Si l’aspect mythologique est en réalité anodin, la forme, elle, constitue le fond de l’affaire. Ce fameux plan de 15 minutes où l’on voit Sylvie Moreau assise dans un train, alors qu’elle se dirige vers son destin, se justifie parfaitement d’un point de vue théorique. D’abord dans le parti pris qu’a Rivette de filmer, non pas le temps qui passe, mais des corps qui se déplacent tout en étant immobiles – c’est d’espace et de temps qu’il s’agit. Et aussi, du point de vue de l’histoire, alors que la jeune femme est à l’endroit même où son père est mort, et qu’elle prend une décision qui va bouleverser sa vie. Ça se défend sur un plan théorique; mais, en pratique, c’est autre chose. Un spectateur averti en vaut deux, et dans ce cas-ci tout particulièrement. Si la critique française a évoqué Hitchcock à propos de Secret Défense, il s’agit plus d’un jeu de l’esprit que d’une filiation directe. Malgré l’ouverture à la Psycho (avec un carton indiquant: Vendredi 9 mai, vers 22 heures) et les considérations sur l’innocence et la culpabilité, Secret Défense est un objet fait pour réfléchir à la nature même du cinéma.
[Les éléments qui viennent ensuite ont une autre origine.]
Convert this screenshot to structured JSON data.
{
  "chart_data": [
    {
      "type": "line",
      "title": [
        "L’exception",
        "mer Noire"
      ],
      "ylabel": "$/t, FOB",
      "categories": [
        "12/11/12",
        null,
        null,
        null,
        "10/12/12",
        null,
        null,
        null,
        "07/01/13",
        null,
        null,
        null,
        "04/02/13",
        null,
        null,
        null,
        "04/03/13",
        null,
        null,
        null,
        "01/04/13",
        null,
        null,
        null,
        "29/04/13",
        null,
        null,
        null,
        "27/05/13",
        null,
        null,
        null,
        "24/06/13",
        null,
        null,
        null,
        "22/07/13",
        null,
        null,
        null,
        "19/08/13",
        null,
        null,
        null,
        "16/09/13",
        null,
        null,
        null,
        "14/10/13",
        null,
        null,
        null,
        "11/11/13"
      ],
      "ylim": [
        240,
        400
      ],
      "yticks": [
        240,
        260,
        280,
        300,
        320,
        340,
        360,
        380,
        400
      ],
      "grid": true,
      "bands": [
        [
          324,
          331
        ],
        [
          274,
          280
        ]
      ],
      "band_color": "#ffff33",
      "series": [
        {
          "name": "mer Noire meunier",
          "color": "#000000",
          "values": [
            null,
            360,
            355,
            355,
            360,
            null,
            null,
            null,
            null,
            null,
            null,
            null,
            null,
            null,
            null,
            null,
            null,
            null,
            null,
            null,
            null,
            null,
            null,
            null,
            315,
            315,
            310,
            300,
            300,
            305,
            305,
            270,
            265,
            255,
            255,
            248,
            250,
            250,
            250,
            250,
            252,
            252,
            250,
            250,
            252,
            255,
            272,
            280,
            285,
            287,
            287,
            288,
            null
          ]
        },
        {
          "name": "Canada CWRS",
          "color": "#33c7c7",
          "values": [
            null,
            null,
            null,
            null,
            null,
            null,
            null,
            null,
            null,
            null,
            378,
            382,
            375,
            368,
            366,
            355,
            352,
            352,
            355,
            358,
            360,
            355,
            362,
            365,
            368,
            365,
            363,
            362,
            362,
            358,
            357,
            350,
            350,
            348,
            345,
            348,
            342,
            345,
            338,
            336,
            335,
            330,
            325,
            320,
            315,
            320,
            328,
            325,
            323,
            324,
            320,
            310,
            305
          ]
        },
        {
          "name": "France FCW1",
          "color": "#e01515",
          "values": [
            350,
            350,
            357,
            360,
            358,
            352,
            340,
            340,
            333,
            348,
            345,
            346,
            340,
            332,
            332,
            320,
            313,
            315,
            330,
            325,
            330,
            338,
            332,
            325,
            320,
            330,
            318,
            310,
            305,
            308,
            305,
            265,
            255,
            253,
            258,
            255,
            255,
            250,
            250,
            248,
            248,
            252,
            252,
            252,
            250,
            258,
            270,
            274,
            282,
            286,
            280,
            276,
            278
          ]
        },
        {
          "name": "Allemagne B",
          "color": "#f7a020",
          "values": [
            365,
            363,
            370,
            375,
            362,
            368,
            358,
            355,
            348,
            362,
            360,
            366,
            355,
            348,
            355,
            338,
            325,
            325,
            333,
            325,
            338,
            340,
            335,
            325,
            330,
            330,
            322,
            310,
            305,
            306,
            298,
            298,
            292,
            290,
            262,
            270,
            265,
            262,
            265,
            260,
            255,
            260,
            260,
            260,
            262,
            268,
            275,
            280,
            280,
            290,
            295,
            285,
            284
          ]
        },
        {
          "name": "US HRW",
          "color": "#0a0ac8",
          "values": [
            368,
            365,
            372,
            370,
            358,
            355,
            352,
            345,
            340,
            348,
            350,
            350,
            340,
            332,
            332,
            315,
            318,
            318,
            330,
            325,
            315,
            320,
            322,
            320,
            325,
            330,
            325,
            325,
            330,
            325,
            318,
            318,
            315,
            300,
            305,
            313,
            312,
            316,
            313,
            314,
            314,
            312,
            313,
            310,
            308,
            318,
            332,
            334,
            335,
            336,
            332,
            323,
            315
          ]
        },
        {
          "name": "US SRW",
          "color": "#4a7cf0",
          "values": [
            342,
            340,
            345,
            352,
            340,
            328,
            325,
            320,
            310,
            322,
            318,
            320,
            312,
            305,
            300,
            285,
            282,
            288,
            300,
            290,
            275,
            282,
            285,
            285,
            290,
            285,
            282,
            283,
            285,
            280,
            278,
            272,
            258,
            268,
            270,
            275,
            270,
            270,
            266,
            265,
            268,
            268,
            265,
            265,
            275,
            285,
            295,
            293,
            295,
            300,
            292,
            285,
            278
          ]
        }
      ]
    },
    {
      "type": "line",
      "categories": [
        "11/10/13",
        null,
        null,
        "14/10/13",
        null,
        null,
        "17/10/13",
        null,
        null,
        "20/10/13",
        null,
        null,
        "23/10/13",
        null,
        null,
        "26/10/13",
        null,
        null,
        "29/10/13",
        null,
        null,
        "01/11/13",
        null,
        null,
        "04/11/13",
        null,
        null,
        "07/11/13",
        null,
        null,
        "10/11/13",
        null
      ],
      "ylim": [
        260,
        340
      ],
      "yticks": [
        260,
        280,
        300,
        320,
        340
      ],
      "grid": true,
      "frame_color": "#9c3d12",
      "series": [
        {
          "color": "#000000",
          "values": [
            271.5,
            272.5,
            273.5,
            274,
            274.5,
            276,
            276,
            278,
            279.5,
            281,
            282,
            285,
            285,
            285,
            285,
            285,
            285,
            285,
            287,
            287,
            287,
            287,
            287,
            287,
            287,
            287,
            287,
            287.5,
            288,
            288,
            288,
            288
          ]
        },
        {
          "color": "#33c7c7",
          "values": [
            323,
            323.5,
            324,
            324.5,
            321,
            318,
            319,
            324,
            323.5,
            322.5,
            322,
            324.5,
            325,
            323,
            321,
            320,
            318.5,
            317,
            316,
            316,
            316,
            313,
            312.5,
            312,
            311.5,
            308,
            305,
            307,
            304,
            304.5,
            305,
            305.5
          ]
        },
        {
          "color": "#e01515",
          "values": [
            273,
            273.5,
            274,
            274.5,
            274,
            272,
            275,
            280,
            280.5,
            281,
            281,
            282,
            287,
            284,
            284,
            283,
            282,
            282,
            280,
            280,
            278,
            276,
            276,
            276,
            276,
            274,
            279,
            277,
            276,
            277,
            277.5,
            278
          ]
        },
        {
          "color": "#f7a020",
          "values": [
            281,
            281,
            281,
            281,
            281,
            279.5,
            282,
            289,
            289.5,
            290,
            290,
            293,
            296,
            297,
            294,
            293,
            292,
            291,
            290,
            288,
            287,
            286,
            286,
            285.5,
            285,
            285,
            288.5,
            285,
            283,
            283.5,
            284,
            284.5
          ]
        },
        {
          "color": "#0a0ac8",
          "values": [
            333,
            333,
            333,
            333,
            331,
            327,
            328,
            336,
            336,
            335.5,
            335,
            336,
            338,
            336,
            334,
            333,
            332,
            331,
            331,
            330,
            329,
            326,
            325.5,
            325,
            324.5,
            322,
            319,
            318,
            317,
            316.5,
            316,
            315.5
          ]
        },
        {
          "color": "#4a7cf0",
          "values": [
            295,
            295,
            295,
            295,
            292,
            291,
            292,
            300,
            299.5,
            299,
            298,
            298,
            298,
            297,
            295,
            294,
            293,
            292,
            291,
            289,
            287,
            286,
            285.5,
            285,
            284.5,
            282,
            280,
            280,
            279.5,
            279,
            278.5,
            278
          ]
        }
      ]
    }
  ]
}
Ce qui n’exclut pas des pointes d’humour noir, et même d’autoréférences comiques comme lorsque Sylvie Moreau demande: «Et comment va la petite Jeanne?» «Elle profite du bon air.» Quand on a filmé Bonnaire en Jeanne d’Arc, ce n’est pas une coïncidence…
Avec ses deux heures cinquante minutes, Secret Défense est d’une durée normale pour un film de Rivette, et n’égale pas les quatre heures de La Belle Noiseuse ou les cinq heures trente-six minutes de Jeanne la pucelle. Mais, malgré la présence de Bonnaire et l’apparent suspense de l’intrigue, Secret Défense est un film qui ne s’adresse qu’à ceux et celles qui s’intéressent à l’aspect théorique du septième art. Ça fait d’excellentes conversations autour d’une table, mais pour le plaisir de cinéma, il faudra repasser.
Si la vengeance est un plat qui se mange froid, les films de Rivette aussi.